Seems like if you used Python to automate an approved browser, it would fingerprint ok.
So what do the fingerprints to that is useful?
(Score: 2) by number11 on Tuesday May 10 2022, @07:10PM (1 child)
Enable them to identify you, possibly uniquely, so they can sell that information? Some browsers have anti-fingerprinting features, but it's not clear how well those work (your fingerprint includes info like time zone, user agent, installed plugins, installed fonts, screen resolution, language)
(Score: 0) by Anonymous Coward on Wednesday May 11 2022, @11:31AM
Enable them to identify you, possibly uniquely,
So, how about a script to configure your browser to have exactly the same config as everybody else?
(Score: 2, Interesting) by Anonymous Coward on Tuesday May 10 2022, @02:54PM (4 children)
as a good model internet user of today i will just throw my feelings out there with no real background knowledge at all for y'all to enjoy:
methinks we gotta lookout for about:config "DOM.storage.enable = true (default)" // "false" is correct but breaks "scroll-loading on news.yahoo.com" for example.
we should all be able to enjoy a working web with DOM.storage.enable = false.
why "dom.event.contextmenu.enable" is "true" by default is also beyond me. it allows a remote foreign website to disable your mouses right-click pop-up menu that has things like "save image ..." Pluuuse mozilla, PLEASE! THINK!
(Score: 1, Interesting) by Anonymous Coward on Tuesday May 10 2022, @03:33PM (2 children)
dom.event.contextmenu.enable exists to allow websites to provide their own context menu. In Firefox, you override this with shift-rightclick. In chrome, I don't think you can override it. Shame on Google.
(Score: 2) by hendrikboom on Tuesday May 10 2022, @04:19PM (1 child)
How would an ordinary user go about discovering things like this override?
(Score: 0) by Anonymous Coward on Wednesday May 11 2022, @01:32AM
I’m not a normal user, I compile my own browser.
If I hear of a new annoyance, I go to the source and nop out the behavior.
(Score: 0) by Anonymous Coward on Tuesday May 10 2022, @08:02PM
Oh, hai, Runaway!
(Score: -1, Flamebait) by Anonymous Coward on Tuesday May 10 2022, @07:57PM
if your site uses clouflare, you are a dumb fucking asshole.
(Score: 3, Interesting) by Anonymous Coward on Tuesday May 10 2022, @10:18PM
Became serious recently when my credit union started using cloudflare. It wants to have me fill in a captcha when using Seamonkey. Spoke to the manager and that stopped for a month, then started up again.
Had a good relationship with that credit union for years, no login issues till now. Because they don't understand I don't want third parties to know when and where I bank, I'm getting a new credit union.

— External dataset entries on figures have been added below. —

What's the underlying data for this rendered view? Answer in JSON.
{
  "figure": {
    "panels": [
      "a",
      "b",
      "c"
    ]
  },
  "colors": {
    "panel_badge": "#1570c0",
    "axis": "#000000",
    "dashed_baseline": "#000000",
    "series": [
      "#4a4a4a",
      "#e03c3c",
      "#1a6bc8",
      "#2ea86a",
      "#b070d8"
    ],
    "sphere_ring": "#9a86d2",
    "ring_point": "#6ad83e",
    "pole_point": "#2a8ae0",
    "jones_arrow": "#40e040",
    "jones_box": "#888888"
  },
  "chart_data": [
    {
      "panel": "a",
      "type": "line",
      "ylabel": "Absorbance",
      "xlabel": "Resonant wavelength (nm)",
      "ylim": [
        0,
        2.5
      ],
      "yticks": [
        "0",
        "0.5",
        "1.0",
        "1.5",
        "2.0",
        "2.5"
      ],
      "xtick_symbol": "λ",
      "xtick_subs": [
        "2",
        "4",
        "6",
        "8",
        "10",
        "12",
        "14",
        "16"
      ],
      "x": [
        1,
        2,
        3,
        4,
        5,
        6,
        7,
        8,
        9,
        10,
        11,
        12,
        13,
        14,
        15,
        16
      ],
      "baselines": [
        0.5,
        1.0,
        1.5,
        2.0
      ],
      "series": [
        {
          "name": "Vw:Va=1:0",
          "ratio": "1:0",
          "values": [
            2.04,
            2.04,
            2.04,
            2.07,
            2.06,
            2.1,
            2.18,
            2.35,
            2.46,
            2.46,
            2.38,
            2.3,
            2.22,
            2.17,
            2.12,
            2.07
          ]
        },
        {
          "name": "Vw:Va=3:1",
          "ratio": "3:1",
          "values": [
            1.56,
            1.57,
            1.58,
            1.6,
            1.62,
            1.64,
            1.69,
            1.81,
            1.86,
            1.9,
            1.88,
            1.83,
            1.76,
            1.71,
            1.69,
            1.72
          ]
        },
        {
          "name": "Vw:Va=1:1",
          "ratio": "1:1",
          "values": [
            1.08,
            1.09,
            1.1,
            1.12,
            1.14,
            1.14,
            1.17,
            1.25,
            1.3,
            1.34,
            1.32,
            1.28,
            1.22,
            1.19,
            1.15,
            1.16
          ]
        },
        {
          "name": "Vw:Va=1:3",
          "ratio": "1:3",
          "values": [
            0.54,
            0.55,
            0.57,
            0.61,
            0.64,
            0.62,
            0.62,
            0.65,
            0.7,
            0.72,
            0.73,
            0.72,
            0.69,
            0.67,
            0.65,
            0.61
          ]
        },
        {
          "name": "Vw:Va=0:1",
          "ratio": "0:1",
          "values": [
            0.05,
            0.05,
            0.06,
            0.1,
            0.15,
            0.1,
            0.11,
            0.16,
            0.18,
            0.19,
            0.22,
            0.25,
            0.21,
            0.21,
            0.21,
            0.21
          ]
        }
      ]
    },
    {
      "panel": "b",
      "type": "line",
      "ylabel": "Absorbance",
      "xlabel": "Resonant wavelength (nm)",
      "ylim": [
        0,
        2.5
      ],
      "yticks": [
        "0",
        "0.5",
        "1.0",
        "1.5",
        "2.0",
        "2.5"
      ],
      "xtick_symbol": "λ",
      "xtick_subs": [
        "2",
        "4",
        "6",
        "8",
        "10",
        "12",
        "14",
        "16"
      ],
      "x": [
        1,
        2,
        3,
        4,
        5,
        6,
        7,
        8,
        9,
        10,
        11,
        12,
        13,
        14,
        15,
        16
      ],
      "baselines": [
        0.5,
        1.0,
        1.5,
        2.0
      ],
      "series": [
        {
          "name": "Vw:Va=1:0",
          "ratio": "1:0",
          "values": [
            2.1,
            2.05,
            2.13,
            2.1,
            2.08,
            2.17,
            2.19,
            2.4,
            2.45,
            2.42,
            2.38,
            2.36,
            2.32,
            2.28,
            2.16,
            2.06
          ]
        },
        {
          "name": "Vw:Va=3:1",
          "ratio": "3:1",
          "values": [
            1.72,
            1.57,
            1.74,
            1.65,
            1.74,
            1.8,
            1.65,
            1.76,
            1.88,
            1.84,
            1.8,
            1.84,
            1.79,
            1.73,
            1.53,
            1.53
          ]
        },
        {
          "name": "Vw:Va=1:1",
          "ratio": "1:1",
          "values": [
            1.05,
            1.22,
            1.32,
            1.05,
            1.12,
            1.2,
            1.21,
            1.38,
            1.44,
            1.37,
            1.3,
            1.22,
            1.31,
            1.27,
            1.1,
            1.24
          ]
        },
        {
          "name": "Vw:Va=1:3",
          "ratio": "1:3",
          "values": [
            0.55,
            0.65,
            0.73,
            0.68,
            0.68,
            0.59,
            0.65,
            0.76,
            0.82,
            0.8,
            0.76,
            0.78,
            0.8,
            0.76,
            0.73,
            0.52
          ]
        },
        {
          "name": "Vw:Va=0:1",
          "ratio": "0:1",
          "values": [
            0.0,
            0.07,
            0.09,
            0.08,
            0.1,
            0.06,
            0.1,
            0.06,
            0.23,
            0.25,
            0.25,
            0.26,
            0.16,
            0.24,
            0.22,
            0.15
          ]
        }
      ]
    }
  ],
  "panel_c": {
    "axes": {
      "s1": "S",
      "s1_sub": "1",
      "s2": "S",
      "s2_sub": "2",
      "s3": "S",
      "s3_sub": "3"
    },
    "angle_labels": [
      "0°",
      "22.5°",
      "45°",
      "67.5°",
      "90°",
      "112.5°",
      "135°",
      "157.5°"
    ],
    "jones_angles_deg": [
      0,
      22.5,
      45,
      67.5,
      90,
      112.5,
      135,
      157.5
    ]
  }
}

(Score: 2) by digitalaudiorock on Friday May 13 2022, @01:13PM
Just to update this one, apparently some time yesterday (5/12/2022) Cloudflare rolled out some change that addresses this, and the browsers in question no longer go into a redirect loop.
As far as I'm concerned however, this one's not "fixed". A real "fix" here is when/if Cloudflare moves to some sort of a "blacklist" approach as apposed to the apparent browser "whitelist" approach they're using. If that's not feasible, too fucking bad...just stop doing this entirely. Nobody has the right to start deciding what browsers we can use on a large portion of the web, and nobody appointed Cloudflare as the official browser police.
If anyone reading this administers any web site(s) that use Cloudflare, do us all a favor and send a message by switching to just about anyone else.